Since its version 3.3.4, the PyCOMPSs CLI includes the capacity of inspecting RO-Crates with the pycompss inspect [crate_folder/ | crate.zip] command. Check the Inspect Workflow Provenance Section for more details.

Tip

For the basic set of files always included for every application (i.e. complete_graph.svg, App_Profile.json, compss_submission_command_line.txt, ro-crate-info.yaml, compss-[job_id].out, compss-[job_id].err), the runtime generates a file checksum using the sha256 algorithm, as specified inside the metadata file ro-crate-metadata.json. This checksum can be used to verify the file integrity with the sha256sum command.

Warning

All previous file names (complete_graph.svg, App_Profile.json and compss_submission_command_line.txt) are automatically used to generate new files when using the -p or --provenance option.
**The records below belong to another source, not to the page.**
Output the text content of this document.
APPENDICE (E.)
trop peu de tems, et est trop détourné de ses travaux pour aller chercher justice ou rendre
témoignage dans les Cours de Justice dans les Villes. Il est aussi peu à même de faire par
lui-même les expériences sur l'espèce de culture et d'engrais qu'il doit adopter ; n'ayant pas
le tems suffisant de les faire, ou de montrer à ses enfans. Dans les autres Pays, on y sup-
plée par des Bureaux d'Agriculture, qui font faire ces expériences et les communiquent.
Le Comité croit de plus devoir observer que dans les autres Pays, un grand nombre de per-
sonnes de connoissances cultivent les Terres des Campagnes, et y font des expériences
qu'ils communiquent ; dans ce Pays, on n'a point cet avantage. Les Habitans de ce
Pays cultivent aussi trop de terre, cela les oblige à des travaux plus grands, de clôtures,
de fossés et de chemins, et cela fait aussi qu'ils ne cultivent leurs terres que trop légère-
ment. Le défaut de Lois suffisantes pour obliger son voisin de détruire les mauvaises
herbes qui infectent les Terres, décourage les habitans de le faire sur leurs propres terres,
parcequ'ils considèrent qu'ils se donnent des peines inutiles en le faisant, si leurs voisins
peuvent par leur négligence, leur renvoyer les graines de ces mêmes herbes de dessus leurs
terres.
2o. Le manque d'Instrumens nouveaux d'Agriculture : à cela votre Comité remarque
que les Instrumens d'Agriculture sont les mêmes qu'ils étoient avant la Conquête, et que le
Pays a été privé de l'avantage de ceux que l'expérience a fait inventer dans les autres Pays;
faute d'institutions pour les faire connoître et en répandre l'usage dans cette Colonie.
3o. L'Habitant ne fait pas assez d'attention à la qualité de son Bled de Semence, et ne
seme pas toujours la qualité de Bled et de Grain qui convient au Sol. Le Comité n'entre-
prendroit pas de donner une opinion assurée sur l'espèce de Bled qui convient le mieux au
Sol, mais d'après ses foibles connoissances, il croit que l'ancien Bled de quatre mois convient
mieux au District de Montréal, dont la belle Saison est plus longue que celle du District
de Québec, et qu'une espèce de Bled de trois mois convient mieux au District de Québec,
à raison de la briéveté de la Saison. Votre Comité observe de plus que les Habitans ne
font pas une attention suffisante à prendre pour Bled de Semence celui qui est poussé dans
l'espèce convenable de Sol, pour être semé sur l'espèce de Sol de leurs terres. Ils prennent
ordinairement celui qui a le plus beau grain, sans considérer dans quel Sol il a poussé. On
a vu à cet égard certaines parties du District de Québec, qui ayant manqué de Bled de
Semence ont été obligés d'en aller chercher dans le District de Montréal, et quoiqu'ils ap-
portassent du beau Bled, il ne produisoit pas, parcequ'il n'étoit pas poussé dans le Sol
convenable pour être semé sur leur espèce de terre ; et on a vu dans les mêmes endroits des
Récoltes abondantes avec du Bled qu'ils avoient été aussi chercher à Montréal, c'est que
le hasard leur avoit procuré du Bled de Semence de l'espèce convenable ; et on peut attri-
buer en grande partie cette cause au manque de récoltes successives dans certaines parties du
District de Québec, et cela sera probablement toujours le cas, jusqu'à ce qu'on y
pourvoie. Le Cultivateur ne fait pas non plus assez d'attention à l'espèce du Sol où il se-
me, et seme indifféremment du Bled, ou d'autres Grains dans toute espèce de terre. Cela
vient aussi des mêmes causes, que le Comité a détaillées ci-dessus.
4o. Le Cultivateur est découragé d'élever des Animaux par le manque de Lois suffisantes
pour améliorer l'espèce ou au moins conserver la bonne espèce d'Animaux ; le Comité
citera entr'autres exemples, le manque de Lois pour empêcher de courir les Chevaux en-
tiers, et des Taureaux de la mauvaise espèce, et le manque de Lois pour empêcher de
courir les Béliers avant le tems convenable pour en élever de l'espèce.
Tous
Avoid using these file names among your own files to avoid unwanted overwriting. You can change the resulting App_Profile.json name by using the --output_profile=/path_to/file flag.

Warning

The complete_graph.svg workflow diagram will not be generated automatically if your workflow’s application edges are larger than 6500, to avoid large generation times. If you want to generate the diagram anyway, you can trigger the diagram generation manually with compss_gengraph or pycompss gengraph.